Aslında ilk sevkiyatlar bölgede yapılan tatbikatlarda kullanılmak üzere gönderilen askeri teçhizatlardan oluşuyordu ancak zaman içinde işin boyutu değişti.
Bu kapsamda son iki yılda USNS Yumma, Liberty Promise, Endurance gibi askeri ve sivil kargo gemileriyle yaklaşık 5 bin parçayı bulan teçhizat ve binlerce asker Dedeağaç’a çıkarıldı.
Getirilen askeri teçhizat için BLACK HAWK, Sikorsky, Chinook, Apache tipi helikopterler, Bradley zırhlı araçları, M1 Abrams tipi ana muharebe tankları ve ekipmanlar gibi birçok askeri sistem bulunuyor.
ABD'ye ait 30 adet BLACK HAWK tipi saldırı helikopterleri de Dedeağaç’taki Dimokritos Havalimanı'nı merkez üs olarak kullanmaya başladı.
Öte yandan Amerikan Silahlı Kuvvetleri’nin 1. Havacılık Tugayı’nın da Dedeağaç limanına gönderilmesi planlanıyor. Kökenleri Vietnam Savaşı'na dayanan 1. Havacılık Tugayı, temelde saldırı helikopterlerinden oluşuyor. Bu kapsamda saldırı helikopterleri eşliğinde 600 Amerikan askeri görev yapacağı da ifade ediliyor.
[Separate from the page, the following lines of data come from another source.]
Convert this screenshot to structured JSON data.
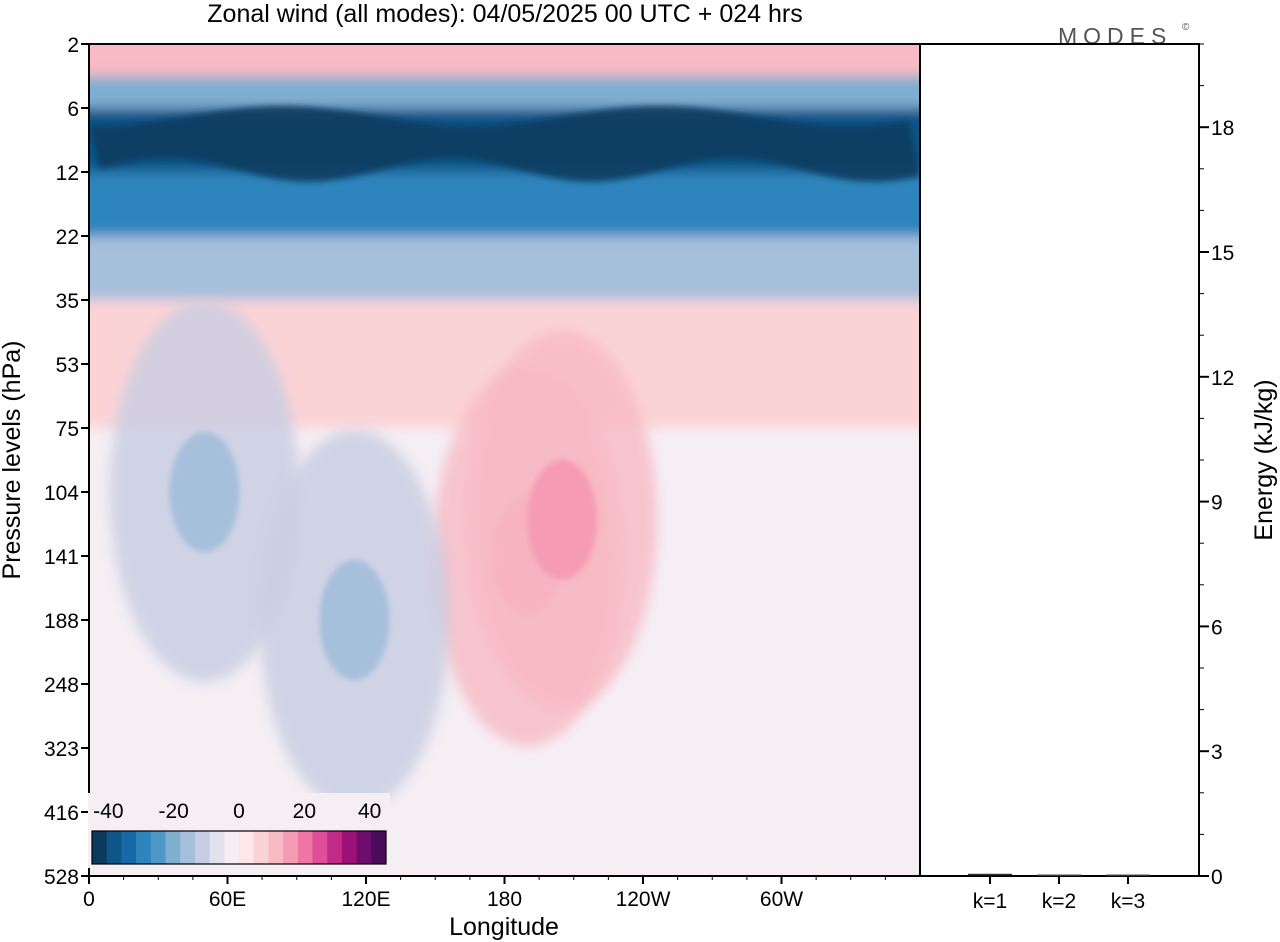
{
  "title": "Zonal wind (all modes):  04/05/2025  00 UTC  + 024 hrs",
  "brand": "MODES",
  "brand_mark": "©",
  "colors": {
    "negative": [
      "#0b3a5e",
      "#0f5587",
      "#1569a6",
      "#2e84bc",
      "#4e98c7",
      "#80aed0",
      "#a6bfdb",
      "#c8cde2",
      "#e2e1ee"
    ],
    "neutral": "#f5eff4",
    "positive": [
      "#fde7e7",
      "#fbd3d5",
      "#f8bac4",
      "#f59bb4",
      "#ef75a3",
      "#de4f9a",
      "#c22a8a",
      "#9b1178",
      "#6e0d6b",
      "#4a0b5a"
    ]
  },
  "chart_data": [
    {
      "type": "heatmap",
      "title": "Zonal wind (all modes):  04/05/2025  00 UTC  + 024 hrs",
      "xlabel": "Longitude",
      "ylabel": "Pressure levels (hPa)",
      "x_ticks": [
        "0",
        "60E",
        "120E",
        "180",
        "120W",
        "60W"
      ],
      "y_ticks": [
        "2",
        "6",
        "12",
        "22",
        "35",
        "53",
        "75",
        "104",
        "141",
        "188",
        "248",
        "323",
        "416",
        "528"
      ],
      "colorbar": {
        "ticks": [
          "-40",
          "-20",
          "0",
          "20",
          "40"
        ],
        "range": [
          -45,
          45
        ],
        "step": 5
      },
      "bands": [
        {
          "top": 2,
          "bottom": 4,
          "value": 10
        },
        {
          "top": 4,
          "bottom": 6,
          "value": -15
        },
        {
          "top": 6,
          "bottom": 12,
          "value": -35
        },
        {
          "top": 12,
          "bottom": 22,
          "value": -25
        },
        {
          "top": 22,
          "bottom": 35,
          "value": -10
        },
        {
          "top": 35,
          "bottom": 75,
          "value": 5
        },
        {
          "top": 75,
          "bottom": 528,
          "value": 0
        }
      ],
      "features": [
        {
          "lon": 190,
          "level": 141,
          "value": 15
        },
        {
          "lon": 205,
          "level": 120,
          "value": 15
        },
        {
          "lon": 50,
          "level": 104,
          "value": -10
        },
        {
          "lon": 115,
          "level": 188,
          "value": -10
        }
      ]
    },
    {
      "type": "bar",
      "categories": [
        "k=1",
        "k=2",
        "k=3"
      ],
      "values": [
        0.03,
        0.01,
        0.01
      ],
      "ylabel": "Energy (kJ/kg)",
      "y_ticks": [
        "0",
        "3",
        "6",
        "9",
        "12",
        "15",
        "18"
      ],
      "ylim": [
        0,
        20
      ]
    }
  ]
}
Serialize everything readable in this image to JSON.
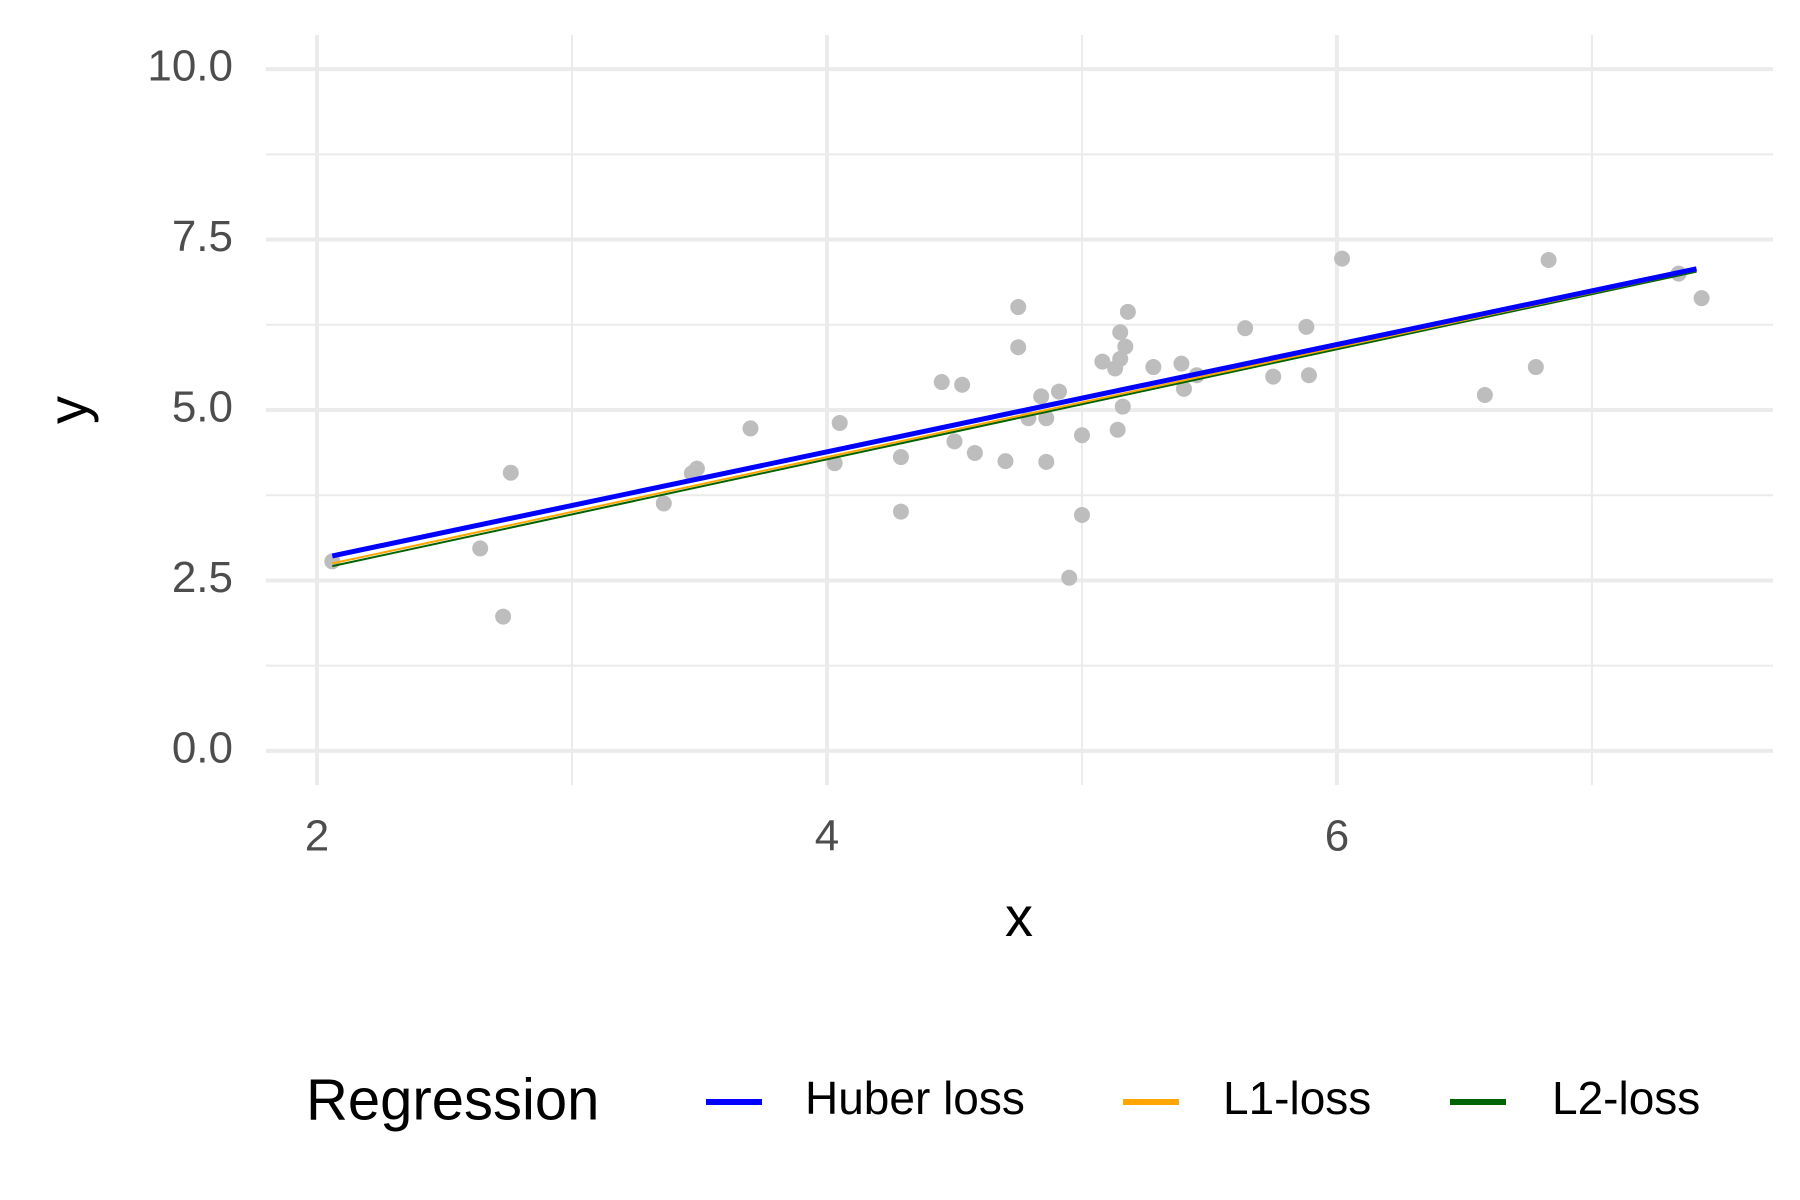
{
  "chart_data": {
    "type": "scatter",
    "x_label": "x",
    "y_label": "y",
    "legend_title": "Regression",
    "legend_position": "bottom",
    "grid": true,
    "point_color": "#bdbdbd",
    "xlim": [
      1.8,
      7.71
    ],
    "ylim": [
      -0.5,
      10.5
    ],
    "xticks": [
      2,
      4,
      6
    ],
    "xminor": [
      3,
      5,
      7
    ],
    "yticks": [
      {
        "value": 0,
        "label": "0.0"
      },
      {
        "value": 2.5,
        "label": "2.5"
      },
      {
        "value": 5,
        "label": "5.0"
      },
      {
        "value": 7.5,
        "label": "7.5"
      },
      {
        "value": 10,
        "label": "10.0"
      }
    ],
    "yminor": [
      1.25,
      3.75,
      6.25,
      8.75
    ],
    "points": {
      "x": [
        2.06,
        2.64,
        2.73,
        2.76,
        3.36,
        3.47,
        3.49,
        3.7,
        4.03,
        4.05,
        4.29,
        4.29,
        4.45,
        4.53,
        4.5,
        4.58,
        4.7,
        4.75,
        4.75,
        4.79,
        4.84,
        4.86,
        4.86,
        4.91,
        4.95,
        5.0,
        5.0,
        5.08,
        5.13,
        5.14,
        5.15,
        5.15,
        5.16,
        5.17,
        5.18,
        5.28,
        5.39,
        5.4,
        5.45,
        5.64,
        5.75,
        5.88,
        5.89,
        6.02,
        6.58,
        6.78,
        6.83,
        7.34,
        7.43
      ],
      "y": [
        2.78,
        2.97,
        1.97,
        4.08,
        3.63,
        4.07,
        4.14,
        4.73,
        4.22,
        4.81,
        4.31,
        3.51,
        5.41,
        5.37,
        4.54,
        4.37,
        4.25,
        6.51,
        5.92,
        4.88,
        5.2,
        4.88,
        4.24,
        5.27,
        2.54,
        3.46,
        4.63,
        5.71,
        5.61,
        4.71,
        6.14,
        5.75,
        5.05,
        5.93,
        6.44,
        5.63,
        5.68,
        5.31,
        5.51,
        6.2,
        5.49,
        6.22,
        5.51,
        7.22,
        5.22,
        5.63,
        7.2,
        7.0,
        6.64
      ]
    },
    "series": [
      {
        "name": "Huber loss",
        "color": "#0000ff",
        "width": 5,
        "x": [
          2.06,
          7.41
        ],
        "values": [
          2.86,
          7.07
        ]
      },
      {
        "name": "L1-loss",
        "color": "#ffa500",
        "width": 2,
        "x": [
          2.06,
          7.41
        ],
        "values": [
          2.75,
          7.05
        ]
      },
      {
        "name": "L2-loss",
        "color": "#006400",
        "width": 2,
        "x": [
          2.06,
          7.41
        ],
        "values": [
          2.71,
          7.03
        ]
      }
    ]
  }
}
Ege'ye sevkiyatta kullanıldı
Bu denli yığınağın yapıldığı Dedeağaç artık sadece Doğu Avrupa'ya değil Ege Denizi'ne de sevkiyat merkezi haline geldi.
Geçtiğimiz Eylül ayında, Yunanistan'ın Ege'deki gayri askeri statüdeki adalara (GASA) zırhlı araç sevk ettiği anlar ortaya çıktı.
Türk güvenlik kaynaklarından alınan bilgiye göre, Ege'de görev uçuşu icra eden Türk Silahlı Kuvvetlerine ait İHA'lar bir hareketlilik tespit ederek, Yunanistan'a ait iki çıkarma gemisinin Midilli ve Sisam'a seyir halinde olduğunu belirledi.
Söz konusu gemilerin GASA statüsündeki Midilli'ye 23, Sisam'a ise 18 taktik tekerlekli zırhlı araç sevkiyatı gerçekleştirdiği tespit edildi.
Zırhlı araçların ABD tarafından Dedeağaç Limanı'na gönderilen araçlardan olması ise dikkat çekti.